Setelah tim dekontaminasi selesai bertugas, barulah para jurnalis kota Neo Batavia mendapat izin untuk datang ke tempat itu. Mereka berdiri di depan tempat kejadian dengan pakaian formal dan microphone dalam genggaman. Di hadapan mereka, drone mereka melayang sambil merekam merekam dan mempublikasikan reportase mereka. Tapi, hanya ada beberapa wartawan saja yang ada di sini. Mereka memandang kematian kapten Franco hanya akan terhitung sebagai satu korban jiwa dalam salah satu hari terpenting dalam sejarah manusia, yaitu Hari Penjernihan.

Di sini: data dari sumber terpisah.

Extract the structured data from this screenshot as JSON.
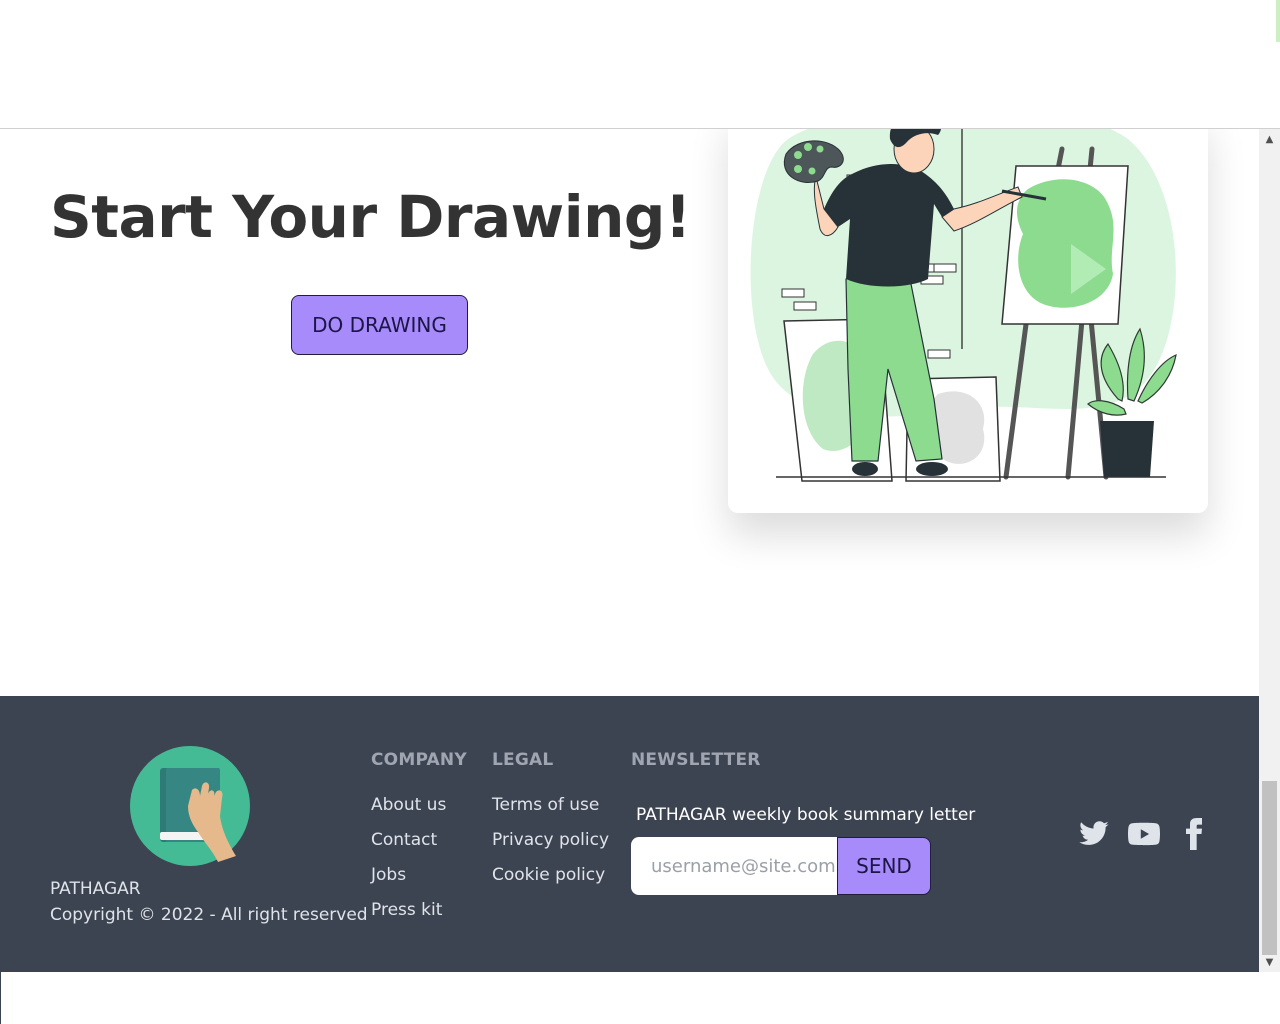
{
  "hero": {
    "title": "Start Your Drawing!",
    "button_label": "DO DRAWING"
  },
  "footer": {
    "brand": "PATHAGAR",
    "copyright": "Copyright © 2022 - All right reserved",
    "company": {
      "title": "COMPANY",
      "links": [
        "About us",
        "Contact",
        "Jobs",
        "Press kit"
      ]
    },
    "legal": {
      "title": "LEGAL",
      "links": [
        "Terms of use",
        "Privacy policy",
        "Cookie policy"
      ]
    },
    "newsletter": {
      "title": "NEWSLETTER",
      "label": "PATHAGAR weekly book summary letter",
      "placeholder": "username@site.com",
      "button_label": "SEND"
    },
    "social": [
      "twitter-icon",
      "youtube-icon",
      "facebook-icon"
    ]
  },
  "colors": {
    "accent": "#a78bfa",
    "footer_bg": "#3d4451",
    "illustration_green": "#8ddb8f"
  }
}
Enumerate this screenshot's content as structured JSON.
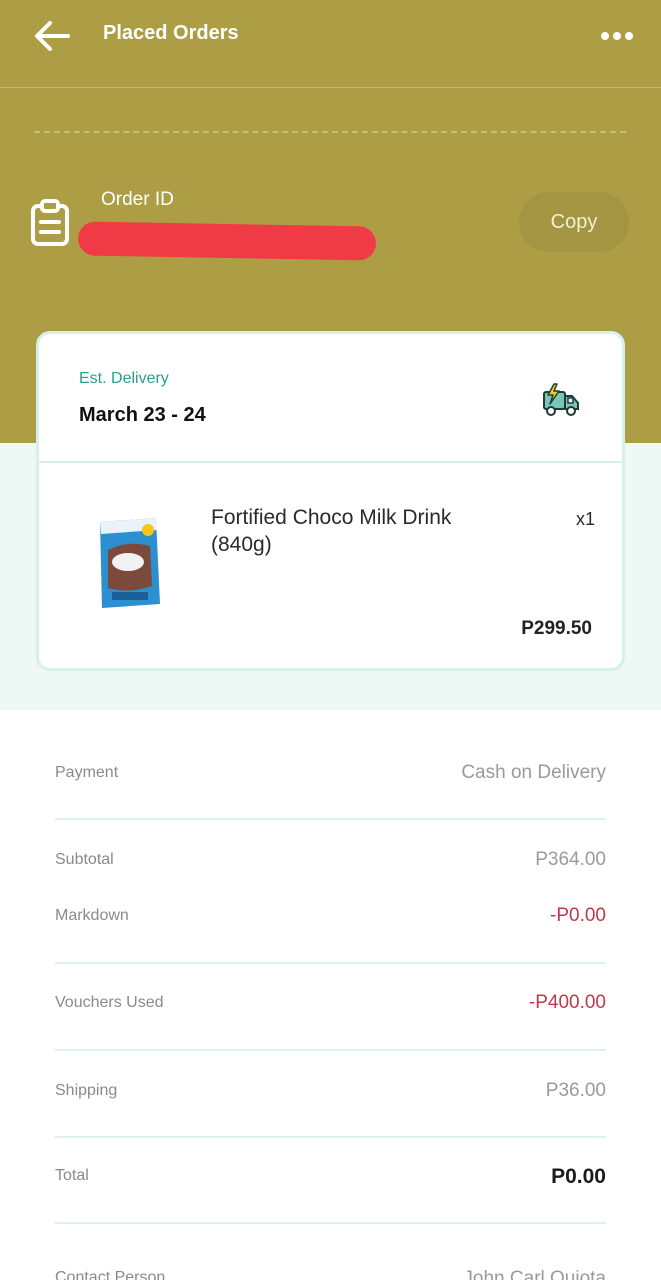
{
  "header": {
    "title": "Placed Orders",
    "back_icon": "arrow-left-icon",
    "menu_icon": "more-horizontal-icon"
  },
  "order": {
    "id_label": "Order ID",
    "copy_label": "Copy"
  },
  "delivery": {
    "label": "Est. Delivery",
    "date": "March 23 - 24"
  },
  "item": {
    "name": "Fortified Choco Milk Drink (840g)",
    "quantity": "x1",
    "price": "P299.50"
  },
  "summary": {
    "payment_label": "Payment",
    "payment_value": "Cash on Delivery",
    "subtotal_label": "Subtotal",
    "subtotal_value": "P364.00",
    "markdown_label": "Markdown",
    "markdown_value": "-P0.00",
    "vouchers_label": "Vouchers Used",
    "vouchers_value": "-P400.00",
    "shipping_label": "Shipping",
    "shipping_value": "P36.00",
    "total_label": "Total",
    "total_value": "P0.00",
    "contact_label": "Contact Person",
    "contact_value": "John Carl Quiota"
  },
  "colors": {
    "header_bg": "#ad9e46",
    "mint_bg": "#eef8f5",
    "accent_teal": "#2a9d8f",
    "negative_red": "#c0394b"
  }
}
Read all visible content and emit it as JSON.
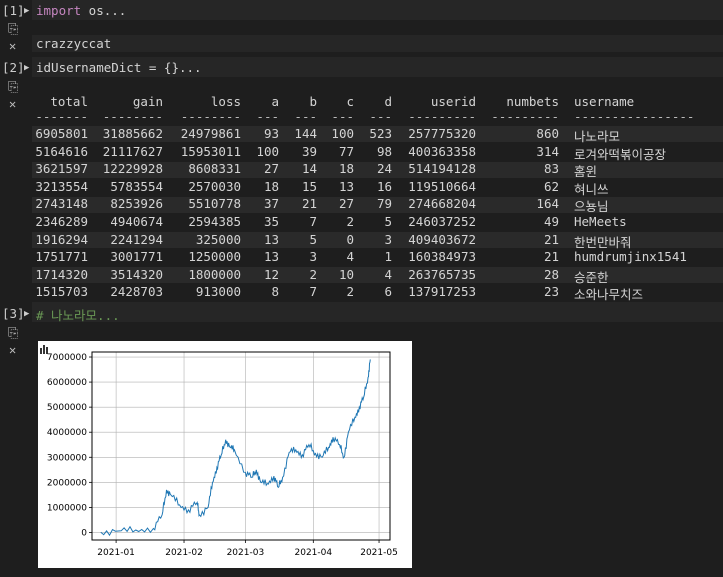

Ya, Hari Penjernihan. Itu yang akan menjadi pusat perhatian seluruh penghuni kota ini, kan? Sementara itu, tidak akan ada yang tahu tentang korban-korban yang jatuh dalam operasi besar-besaran ini. Tidak ada yang akan tahu tentang Max. Tidak ada yang akan tahu tentang Kapten Franco.

"Apa kamu tahu?" tanya Nick yang sekarang sedang mengemudi mobil.

"Apa? Tahu apa?" balas Jerry yang duduk di kursi penumpang sambil terus mempertahankan pandangannya ke luar jendela mobil.

"Nama belakang Kapten Franco dan Max. Apa kamu tahu nama belakang mereka sebelum mereka meninggal?" jelas Nick.

"Entahlah ...." dia masih tetap tidak memandang Nick. Dia bahkan tidak memandang ke luar jendela, meskipun matanya terarah ke situ. Pandangannya kosong, tak bernyawa dan tidak sedikitpun rasa peduli ada di dalamnya.

"Aku tadi mendengar seorang wartawan melaporkan nama lengkap mereka. Sudah berapa banyak misi yang kita jalankan bersama, dan kita tidak tahu kalau nama lengkap mereka adalah Franco Muchett dan Maximus Verdi."